Jaarverslag 'Omarm je directeur!'

"Jij schetst wel een erg zwart beeld van onze leidinggevenden in het jaarverslag."
"Ik herken dit niet en ik wil ook niet dat dit zo naar buiten gaat," aldus de directeur tijdens de bespreking van het jaarverslag met vertrouwenspersoon Bart.

Het gaat met name om het volgende stuk uit het jaarverslag van de vertrouwenspersonen:
"De belangrijkste thema's die in de meldingen naar voren kwamen zijn: onveiligheid en gebrek aan vertrouwen. In het merendeel van de gesprekken die gevoerd zijn met melders wordt duidelijk dat medewerkers zich niet veilig voelen en twijfelen of de leidinggevende te vertrouwen is.

Medewerkers vrezen dat wat zij uitspreken later tegen hen gebruikt zal worden. Het gevoel van onveiligheid lijkt vaak voort te komen uit de manier waarop er gecommuniceerd wordt. Medewerkers ervaren druk vanuit de organisatie of soms zelfs intimidatie om zich te voegen naar wat van hen verlangd wordt. Sommige medewerkers hebben het gevoel dat ze “anders kunnen vertrekken.” Het gevoel van onveiligheid komt in alle lagen van de organisaties voor. Het betreft meerdere leidinggevenden die in dit kader genoemd worden. Er lijkt soms sprake van een angstcultuur waarin mensen op hun hoede zijn en zich niet durven uit te spreken."


"Dit verslag moet worden bijgesteld," stelt de directeur.
Bart belt voor consult. Hij is betrokken en begaan met de melders en bezorgd over wat er allemaal mis is in de organisatie en dat dit niet wordt erkend, gezien en opgepakt. Bart is bovendien verontwaardigd dat het wordt gebagatelliseerd. De zorgen van Bart zijn oprecht en waarschijnlijk ook terecht.

De organisatie wil het positieve beeld dat ze van zichzelf hebben overeind houden en ook in het jaarverslag bevestigd zien.
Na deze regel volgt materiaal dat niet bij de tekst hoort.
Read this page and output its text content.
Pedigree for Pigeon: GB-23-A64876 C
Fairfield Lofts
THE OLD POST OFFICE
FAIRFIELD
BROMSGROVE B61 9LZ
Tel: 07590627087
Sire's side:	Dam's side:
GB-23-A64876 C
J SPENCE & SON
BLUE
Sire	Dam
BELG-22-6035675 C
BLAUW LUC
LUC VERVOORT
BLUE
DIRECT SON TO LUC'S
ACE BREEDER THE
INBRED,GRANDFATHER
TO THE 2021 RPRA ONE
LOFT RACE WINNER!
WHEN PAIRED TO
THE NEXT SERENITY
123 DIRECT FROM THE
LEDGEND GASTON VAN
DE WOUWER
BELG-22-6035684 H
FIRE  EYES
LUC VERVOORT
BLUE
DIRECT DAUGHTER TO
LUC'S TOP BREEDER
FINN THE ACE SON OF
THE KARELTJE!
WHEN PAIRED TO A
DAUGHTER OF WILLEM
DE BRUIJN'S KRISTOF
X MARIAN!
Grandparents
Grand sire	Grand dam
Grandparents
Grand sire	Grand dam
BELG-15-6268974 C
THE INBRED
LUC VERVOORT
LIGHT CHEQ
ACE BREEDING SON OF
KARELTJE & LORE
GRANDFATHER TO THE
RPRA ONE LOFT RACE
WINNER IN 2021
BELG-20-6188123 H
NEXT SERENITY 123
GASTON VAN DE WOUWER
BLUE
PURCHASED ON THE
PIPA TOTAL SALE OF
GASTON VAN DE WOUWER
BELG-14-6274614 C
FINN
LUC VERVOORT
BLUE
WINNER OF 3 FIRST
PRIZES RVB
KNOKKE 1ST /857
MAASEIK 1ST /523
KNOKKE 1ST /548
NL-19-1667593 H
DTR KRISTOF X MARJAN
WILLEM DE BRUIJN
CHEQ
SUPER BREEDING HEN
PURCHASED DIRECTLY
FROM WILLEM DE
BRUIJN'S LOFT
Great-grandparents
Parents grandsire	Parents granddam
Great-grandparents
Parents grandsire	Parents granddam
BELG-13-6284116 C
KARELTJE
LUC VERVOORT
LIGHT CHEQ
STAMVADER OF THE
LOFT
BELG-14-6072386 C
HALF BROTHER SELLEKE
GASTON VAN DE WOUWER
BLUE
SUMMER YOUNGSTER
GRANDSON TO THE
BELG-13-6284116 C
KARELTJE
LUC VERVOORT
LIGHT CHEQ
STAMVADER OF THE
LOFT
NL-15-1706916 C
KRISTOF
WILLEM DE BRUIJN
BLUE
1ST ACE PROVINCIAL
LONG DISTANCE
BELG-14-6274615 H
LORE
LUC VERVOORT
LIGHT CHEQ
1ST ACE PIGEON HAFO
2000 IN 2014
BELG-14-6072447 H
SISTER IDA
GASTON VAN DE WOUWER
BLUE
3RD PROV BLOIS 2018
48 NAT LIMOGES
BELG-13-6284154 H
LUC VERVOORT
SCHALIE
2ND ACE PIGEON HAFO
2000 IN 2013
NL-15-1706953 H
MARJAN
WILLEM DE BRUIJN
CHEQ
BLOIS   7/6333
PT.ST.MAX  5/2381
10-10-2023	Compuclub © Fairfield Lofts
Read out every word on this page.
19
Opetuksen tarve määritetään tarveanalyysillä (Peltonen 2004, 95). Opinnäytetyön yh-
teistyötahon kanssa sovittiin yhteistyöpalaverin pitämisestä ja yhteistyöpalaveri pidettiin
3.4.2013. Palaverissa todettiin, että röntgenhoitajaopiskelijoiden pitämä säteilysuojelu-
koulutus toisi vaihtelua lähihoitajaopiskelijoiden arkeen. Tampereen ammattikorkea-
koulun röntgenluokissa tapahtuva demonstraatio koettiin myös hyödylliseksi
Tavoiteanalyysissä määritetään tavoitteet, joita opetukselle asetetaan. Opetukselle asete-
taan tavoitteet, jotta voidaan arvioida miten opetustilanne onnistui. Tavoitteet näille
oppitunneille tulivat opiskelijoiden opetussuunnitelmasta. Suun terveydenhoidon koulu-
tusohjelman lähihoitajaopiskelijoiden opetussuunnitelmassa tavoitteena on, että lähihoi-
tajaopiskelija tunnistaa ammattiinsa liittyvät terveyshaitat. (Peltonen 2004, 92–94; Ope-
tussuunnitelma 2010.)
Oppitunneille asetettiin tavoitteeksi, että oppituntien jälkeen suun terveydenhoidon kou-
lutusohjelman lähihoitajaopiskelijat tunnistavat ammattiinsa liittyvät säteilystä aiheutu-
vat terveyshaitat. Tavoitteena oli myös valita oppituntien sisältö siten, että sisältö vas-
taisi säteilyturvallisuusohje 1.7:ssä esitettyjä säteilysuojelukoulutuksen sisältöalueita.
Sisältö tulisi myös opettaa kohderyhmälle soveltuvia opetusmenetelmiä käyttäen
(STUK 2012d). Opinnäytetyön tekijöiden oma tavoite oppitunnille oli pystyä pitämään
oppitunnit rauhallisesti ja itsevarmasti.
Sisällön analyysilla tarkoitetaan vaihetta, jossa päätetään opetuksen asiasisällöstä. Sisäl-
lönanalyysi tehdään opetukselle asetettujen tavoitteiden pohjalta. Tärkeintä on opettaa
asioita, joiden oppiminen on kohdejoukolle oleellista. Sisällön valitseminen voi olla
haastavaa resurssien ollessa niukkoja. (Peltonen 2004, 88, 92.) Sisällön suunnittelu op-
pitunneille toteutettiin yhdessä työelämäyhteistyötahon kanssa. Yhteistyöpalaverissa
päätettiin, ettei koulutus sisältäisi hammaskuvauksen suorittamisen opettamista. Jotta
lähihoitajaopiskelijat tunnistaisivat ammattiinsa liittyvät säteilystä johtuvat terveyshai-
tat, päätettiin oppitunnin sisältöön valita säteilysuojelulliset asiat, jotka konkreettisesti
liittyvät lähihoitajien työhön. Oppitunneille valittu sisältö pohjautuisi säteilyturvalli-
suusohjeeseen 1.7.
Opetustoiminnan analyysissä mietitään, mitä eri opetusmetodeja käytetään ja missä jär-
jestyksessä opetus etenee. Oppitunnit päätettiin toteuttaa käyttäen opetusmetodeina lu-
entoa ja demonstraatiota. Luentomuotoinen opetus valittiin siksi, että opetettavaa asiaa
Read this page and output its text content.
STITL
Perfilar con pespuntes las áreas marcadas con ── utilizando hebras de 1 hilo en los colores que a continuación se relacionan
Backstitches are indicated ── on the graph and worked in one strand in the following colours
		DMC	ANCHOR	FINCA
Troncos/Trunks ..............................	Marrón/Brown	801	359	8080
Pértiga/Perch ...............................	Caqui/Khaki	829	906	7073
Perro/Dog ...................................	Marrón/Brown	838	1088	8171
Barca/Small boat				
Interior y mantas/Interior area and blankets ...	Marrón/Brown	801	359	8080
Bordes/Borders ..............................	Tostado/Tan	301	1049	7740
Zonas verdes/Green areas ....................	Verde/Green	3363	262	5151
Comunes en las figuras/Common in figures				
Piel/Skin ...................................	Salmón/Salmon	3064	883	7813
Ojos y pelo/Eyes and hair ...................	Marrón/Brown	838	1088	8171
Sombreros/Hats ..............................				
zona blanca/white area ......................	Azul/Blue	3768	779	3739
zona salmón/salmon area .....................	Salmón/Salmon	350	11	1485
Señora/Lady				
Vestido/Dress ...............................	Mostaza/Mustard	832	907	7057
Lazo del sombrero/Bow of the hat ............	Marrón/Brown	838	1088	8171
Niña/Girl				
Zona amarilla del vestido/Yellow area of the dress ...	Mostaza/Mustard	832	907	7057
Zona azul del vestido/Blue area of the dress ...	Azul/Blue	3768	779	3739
De irritatie loopt op. Een collega-vertrouwenspersoon wordt het te heet onder de voeten en deze trekt zich terug uit het gesprek met de directeur.

Strijd
Het jaarverslag en het gesprek naar aanleiding van dit verslag en überhaupt je adviserende rol, kunnen leiden tot strijd, onbegrip en patstellingen. Dat ervaart Bart bij de schriftelijke reactie van de directeur op het jaarverslag en het gevoerde gesprek daarover.

De directeur schrijft onder meer:
"De leidinggevenden trekken zich de aantijging dat sprake zou zijn van intimidatie zwaar aan. De definitie van intimidatie is: "iemands gedrag beïnvloeden door hem angst aan te jagen door te dreigen met negatieve gevolgen. Daarbij kan het gaan om het dreigen met of toepassen van lichamelijk geweld." Kernvraag is in mijn ogen of leidinggevenden hun medewerkers kunnen aanspreken op houding en gedrag ter verbetering van de kwaliteit van de werkzaamheden of gaat het hier om (opzettelijk) iemand pijn aandoen en angst aanjagen? Hoe zien jullie dat als vertrouwenspersonen?Collega-leidinggevenden hebben van het jaarverslag wakker gelegen. Met name omdat ze zich niet in het angst aanjagen herkennen, wel zien ze dat medewerkers soms moeite hebben om aangesproken te worden op houding en gedrag. Het rapport kent veel vaagheden en geeft geen concrete aanwijzingen voor verbeteringen of een richting daarin. Die hebben wij wel nodig.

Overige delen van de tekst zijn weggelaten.